Musique : Le groupe Basokin en concert à Paris

Jeudi, Avril 3, 2014 - 20:23

L’événement se déroulera le 15 avril prochain à la cité de la musique de la capitale française. 

Le concert  de Basokin fait partie du cycle « African Remix » qui se déroule du 1 avril au 13 mai 2014 au même lieu. Le nigérian Fela Kuti et le burkinabé Victor Démé se produiront également dans le cadre de ce cycle. « En écho à l’exposition Great Black Music au Musée de la musique, ces trois concerts sont comme trois escales urbaines à travers le bouillonnant continent musical africain : le  tradi-moderne  de Kinshasa, l’héritage de Fela à Lagos et les romances mandingues que chante Victor Démé à Ouagadougou », indiquent les organisateurs.

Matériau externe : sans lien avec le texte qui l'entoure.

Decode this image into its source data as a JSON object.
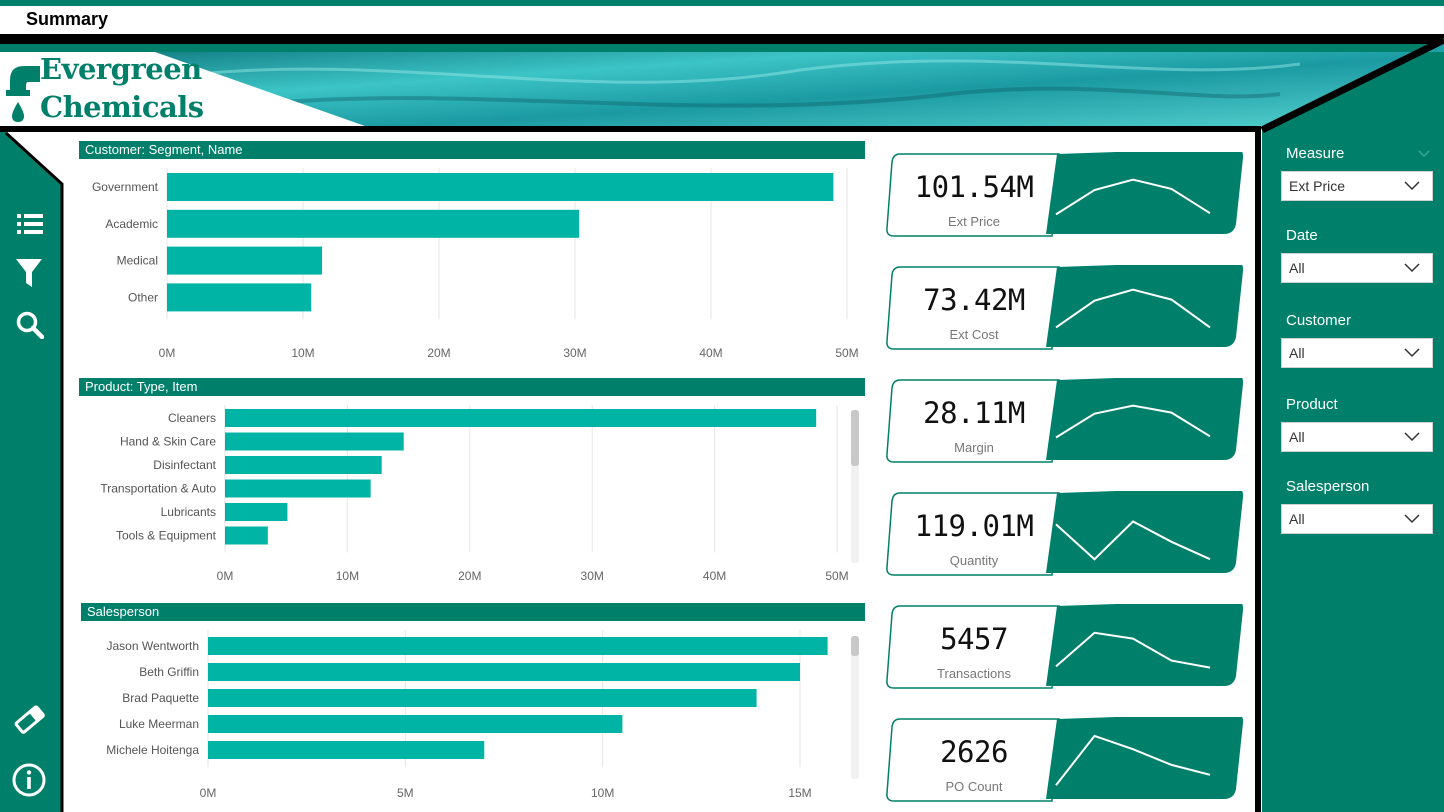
{
  "title": "Summary",
  "logo": {
    "line1": "Evergreen",
    "line2": "Chemicals"
  },
  "colors": {
    "accent": "#00806a",
    "bar": "#00b4a5",
    "dark": "#000000"
  },
  "nav": [
    {
      "icon": "list-icon"
    },
    {
      "icon": "filter-icon"
    },
    {
      "icon": "search-icon"
    },
    {
      "icon": "eraser-icon"
    },
    {
      "icon": "info-icon"
    }
  ],
  "charts": [
    {
      "title": "Customer: Segment, Name",
      "chart_data": {
        "type": "bar",
        "orientation": "horizontal",
        "categories": [
          "Government",
          "Academic",
          "Medical",
          "Other"
        ],
        "values": [
          49,
          30.3,
          11.4,
          10.6
        ],
        "xlim": [
          0,
          50
        ],
        "ticks": [
          "0M",
          "10M",
          "20M",
          "30M",
          "40M",
          "50M"
        ],
        "grid": true
      }
    },
    {
      "title": "Product: Type, Item",
      "chart_data": {
        "type": "bar",
        "orientation": "horizontal",
        "categories": [
          "Cleaners",
          "Hand & Skin Care",
          "Disinfectant",
          "Transportation & Auto",
          "Lubricants",
          "Tools & Equipment"
        ],
        "values": [
          48.3,
          14.6,
          12.8,
          11.9,
          5.1,
          3.5
        ],
        "xlim": [
          0,
          50
        ],
        "ticks": [
          "0M",
          "10M",
          "20M",
          "30M",
          "40M",
          "50M"
        ],
        "grid": true
      }
    },
    {
      "title": "Salesperson",
      "chart_data": {
        "type": "bar",
        "orientation": "horizontal",
        "categories": [
          "Jason Wentworth",
          "Beth Griffin",
          "Brad Paquette",
          "Luke Meerman",
          "Michele Hoitenga"
        ],
        "values": [
          15.7,
          15,
          13.9,
          10.5,
          7
        ],
        "xlim": [
          0,
          15
        ],
        "ticks": [
          "0M",
          "5M",
          "10M",
          "15M"
        ],
        "grid": true
      }
    }
  ],
  "kpis": [
    {
      "value": "101.54M",
      "label": "Ext Price",
      "trend": [
        20,
        62,
        80,
        64,
        22
      ]
    },
    {
      "value": "73.42M",
      "label": "Ext Cost",
      "trend": [
        20,
        66,
        85,
        68,
        20
      ]
    },
    {
      "value": "28.11M",
      "label": "Margin",
      "trend": [
        25,
        66,
        80,
        68,
        27
      ]
    },
    {
      "value": "119.01M",
      "label": "Quantity",
      "trend": [
        70,
        10,
        75,
        40,
        10
      ]
    },
    {
      "value": "5457",
      "label": "Transactions",
      "trend": [
        20,
        78,
        68,
        30,
        18
      ]
    },
    {
      "value": "2626",
      "label": "PO Count",
      "trend": [
        10,
        95,
        72,
        45,
        28
      ]
    }
  ],
  "filters": [
    {
      "label": "Measure",
      "value": "Ext Price"
    },
    {
      "label": "Date",
      "value": "All"
    },
    {
      "label": "Customer",
      "value": "All"
    },
    {
      "label": "Product",
      "value": "All"
    },
    {
      "label": "Salesperson",
      "value": "All"
    }
  ]
}
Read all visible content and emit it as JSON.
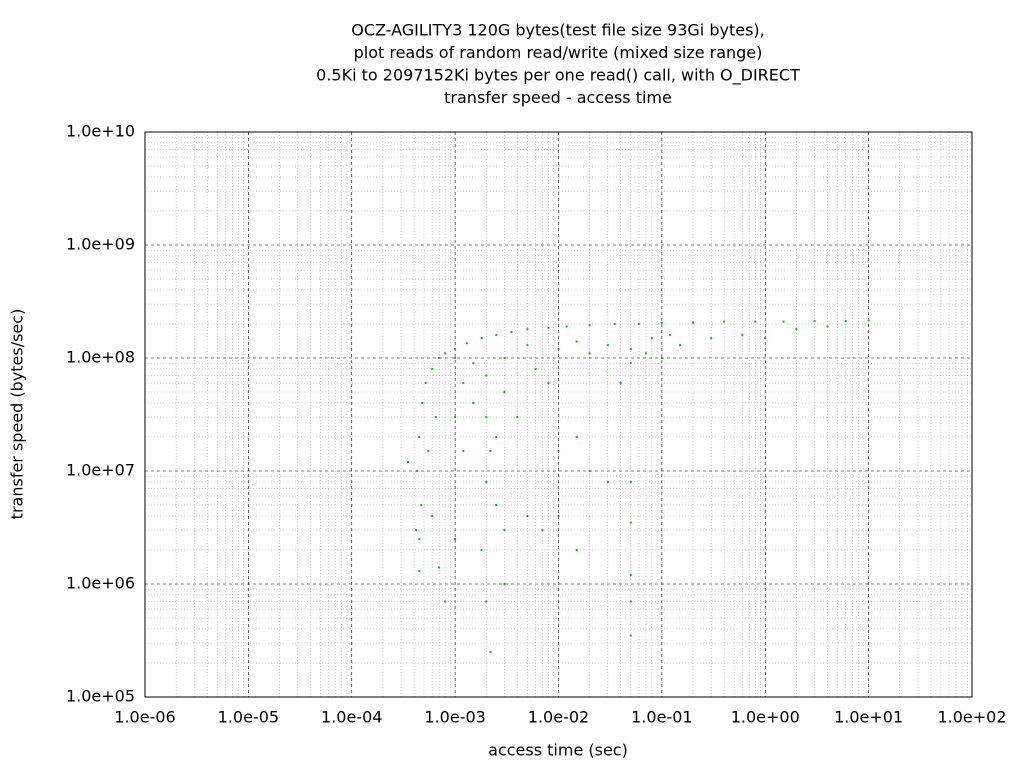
{
  "chart_data": {
    "type": "scatter",
    "title": [
      "OCZ-AGILITY3 120G bytes(test file size 93Gi bytes),",
      "plot reads of random read/write (mixed size range)",
      "0.5Ki to 2097152Ki bytes per one read() call, with O_DIRECT",
      "transfer speed - access time"
    ],
    "x_label": "access time (sec)",
    "y_label": "transfer speed (bytes/sec)",
    "log_x": true,
    "log_y": true,
    "grid": true,
    "minor_grid": true,
    "xlim": [
      1e-06,
      100
    ],
    "ylim": [
      100000,
      10000000000
    ],
    "xticks": [
      {
        "value": 1e-06,
        "label": "1.0e-06"
      },
      {
        "value": 1e-05,
        "label": "1.0e-05"
      },
      {
        "value": 0.0001,
        "label": "1.0e-04"
      },
      {
        "value": 0.001,
        "label": "1.0e-03"
      },
      {
        "value": 0.01,
        "label": "1.0e-02"
      },
      {
        "value": 0.1,
        "label": "1.0e-01"
      },
      {
        "value": 1,
        "label": "1.0e+00"
      },
      {
        "value": 10,
        "label": "1.0e+01"
      },
      {
        "value": 100,
        "label": "1.0e+02"
      }
    ],
    "yticks": [
      {
        "value": 100000,
        "label": "1.0e+05"
      },
      {
        "value": 1000000,
        "label": "1.0e+06"
      },
      {
        "value": 10000000,
        "label": "1.0e+07"
      },
      {
        "value": 100000000,
        "label": "1.0e+08"
      },
      {
        "value": 1000000000,
        "label": "1.0e+09"
      },
      {
        "value": 10000000000,
        "label": "1.0e+10"
      }
    ],
    "series": [
      {
        "color": "#00c000",
        "x": [
          0.00042,
          0.00043,
          0.00045,
          0.00048,
          0.00052,
          0.0006,
          0.0007,
          0.0008,
          0.001,
          0.0013,
          0.0018,
          0.0025,
          0.0035,
          0.005,
          0.008,
          0.012,
          0.02,
          0.035,
          0.06,
          0.1,
          0.2,
          0.4,
          0.8,
          1.5,
          3,
          6,
          10,
          0.001,
          0.0015,
          0.002,
          0.003,
          0.005,
          0.01,
          0.02,
          0.03,
          0.05,
          0.08,
          0.15,
          0.3,
          0.6,
          1,
          2,
          4,
          0.015,
          0.07,
          0.12,
          0.0012,
          0.0015,
          0.002,
          0.0022,
          0.0025,
          0.003,
          0.004,
          0.006,
          0.008,
          0.002,
          0.0025,
          0.0018,
          0.003,
          0.005,
          0.01,
          0.015,
          0.02,
          0.03,
          0.05,
          0.05,
          0.05,
          0.05,
          0.05,
          0.0022,
          0.002,
          0.003,
          0.015,
          0.0007,
          0.0008,
          0.00045,
          0.00045,
          0.00047,
          0.0006,
          0.001,
          0.00055,
          0.00065,
          0.007,
          0.01,
          0.00035,
          0.001,
          0.0012,
          0.04,
          0.1,
          0.05
        ],
        "values": [
          3000000,
          10000000,
          20000000,
          40000000,
          60000000,
          80000000,
          100000000,
          110000000,
          120000000,
          135000000,
          150000000,
          160000000,
          170000000,
          180000000,
          185000000,
          190000000,
          195000000,
          200000000,
          200000000,
          205000000,
          205000000,
          210000000,
          210000000,
          210000000,
          212000000,
          212000000,
          215000000,
          100000000,
          90000000,
          70000000,
          100000000,
          130000000,
          120000000,
          110000000,
          130000000,
          120000000,
          150000000,
          130000000,
          150000000,
          160000000,
          150000000,
          180000000,
          190000000,
          140000000,
          110000000,
          160000000,
          60000000,
          40000000,
          30000000,
          15000000,
          20000000,
          50000000,
          30000000,
          80000000,
          60000000,
          8000000,
          5000000,
          2000000,
          3000000,
          4000000,
          15000000,
          20000000,
          10000000,
          8000000,
          8000000,
          3500000,
          1200000,
          700000,
          350000,
          250000,
          700000,
          1000000,
          2000000,
          1400000,
          700000,
          1300000,
          2500000,
          5000000,
          4000000,
          2500000,
          15000000,
          30000000,
          3000000,
          4000000,
          12000000,
          30000000,
          15000000,
          60000000,
          100000000,
          90000000
        ]
      }
    ]
  }
}
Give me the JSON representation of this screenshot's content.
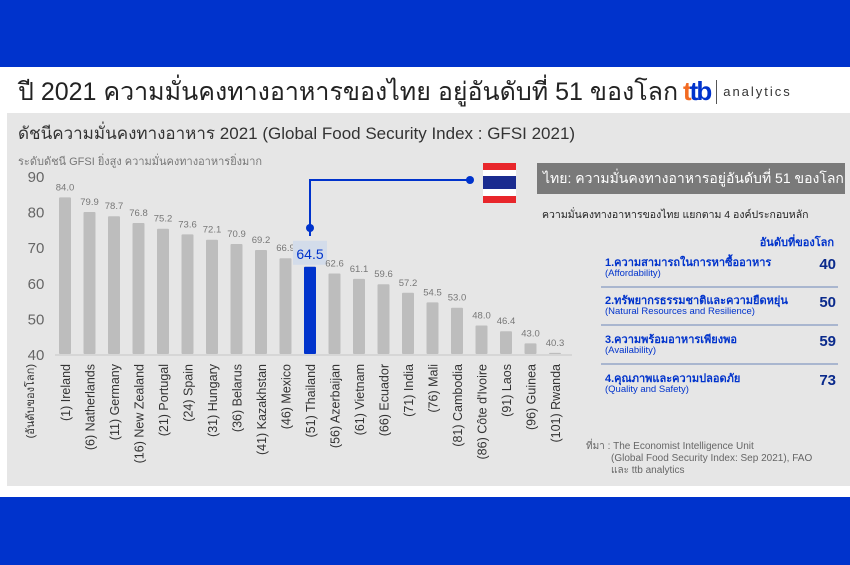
{
  "header": {
    "title": "ปี 2021 ความมั่นคงทางอาหารของไทย อยู่อันดับที่ 51 ของโลก",
    "logo_mark": "ttb",
    "logo_word": "analytics"
  },
  "colors": {
    "brand_blue": "#0033cc",
    "bar_gray": "#bdbdbd",
    "highlight": "#0033cc"
  },
  "chart_data": {
    "type": "bar",
    "title": "ดัชนีความมั่นคงทางอาหาร 2021 (Global Food Security Index : GFSI 2021)",
    "ylabel": "ระดับดัชนี GFSI ยิ่งสูง ความมั่นคงทางอาหารยิ่งมาก",
    "xlabel": "(อันดับของโลก)",
    "ylim": [
      40,
      90
    ],
    "yticks": [
      "40",
      "50",
      "60",
      "70",
      "80",
      "90"
    ],
    "categories": [
      "(1) Ireland",
      "(6) Natherlands",
      "(11) Germany",
      "(16) New Zealand",
      "(21) Portugal",
      "(24) Spain",
      "(31) Hungary",
      "(36) Belarus",
      "(41) Kazakhstan",
      "(46) Mexico",
      "(51) Thailand",
      "(56) Azerbaijan",
      "(61) Vietnam",
      "(66) Ecuador",
      "(71) India",
      "(76) Mali",
      "(81) Cambodia",
      "(86) Côte d'Ivoire",
      "(91) Laos",
      "(96) Guinea",
      "(101) Rwanda"
    ],
    "values": [
      84.0,
      79.9,
      78.7,
      76.8,
      75.2,
      73.6,
      72.1,
      70.9,
      69.2,
      66.9,
      64.5,
      62.6,
      61.1,
      59.6,
      57.2,
      54.5,
      53.0,
      48.0,
      46.4,
      43.0,
      40.3
    ],
    "highlight_index": 10,
    "grid": false
  },
  "callout": {
    "text": "ไทย: ความมั่นคงทางอาหารอยู่อันดับที่  51 ของโลก",
    "breakdown": "ความมั่นคงทางอาหารของไทย  แยกตาม 4 องค์ประกอบหลัก",
    "rank_header": "อันดับที่ของโลก"
  },
  "components": [
    {
      "th": "1.ความสามารถในการหาซื้ออาหาร",
      "en": "(Affordability)",
      "rank": "40"
    },
    {
      "th": "2.ทรัพยากรธรรมชาติและความยืดหยุ่น",
      "en": "(Natural Resources and Resilience)",
      "rank": "50"
    },
    {
      "th": "3.ความพร้อมอาหารเพียงพอ",
      "en": "(Availability)",
      "rank": "59"
    },
    {
      "th": "4.คุณภาพและความปลอดภัย",
      "en": "(Quality and Safety)",
      "rank": "73"
    }
  ],
  "source": [
    "ที่มา : The Economist Intelligence Unit",
    "(Global Food Security Index: Sep 2021), FAO",
    "และ ttb analytics"
  ]
}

Basokin (Basongye de Kinshasa) est une contraction des mots Basongye et Kinshasa. Hubert Mputu Ebondo, leader du groupe depuis 1983, est un griot connu sous le pseudonyme de Mi-Amor ou de Pharaon noir. Pour ce dernier, c’est une manière de confirmer que les Songye sont des descendants des Égyptiens noirs. Les musiciens du groupe défendent la culture, la langue et la tradition Songye. Basokin sauvegarde et adapte les musiques rituelles et les instruments qui ont été successivement interdits notamment par les colons. L'instrumentation de Basokin s'articule autour de trois chanteurs, deux guitaristes et une série de percussionnistes. Le groupe a notamment collaboré à la compilation Congotronics en tant que membre du collectif Kasaï All Stars qui regroupe  des artistes originaires de la province de Kasaï notamment le groupe Masanka Sankayi.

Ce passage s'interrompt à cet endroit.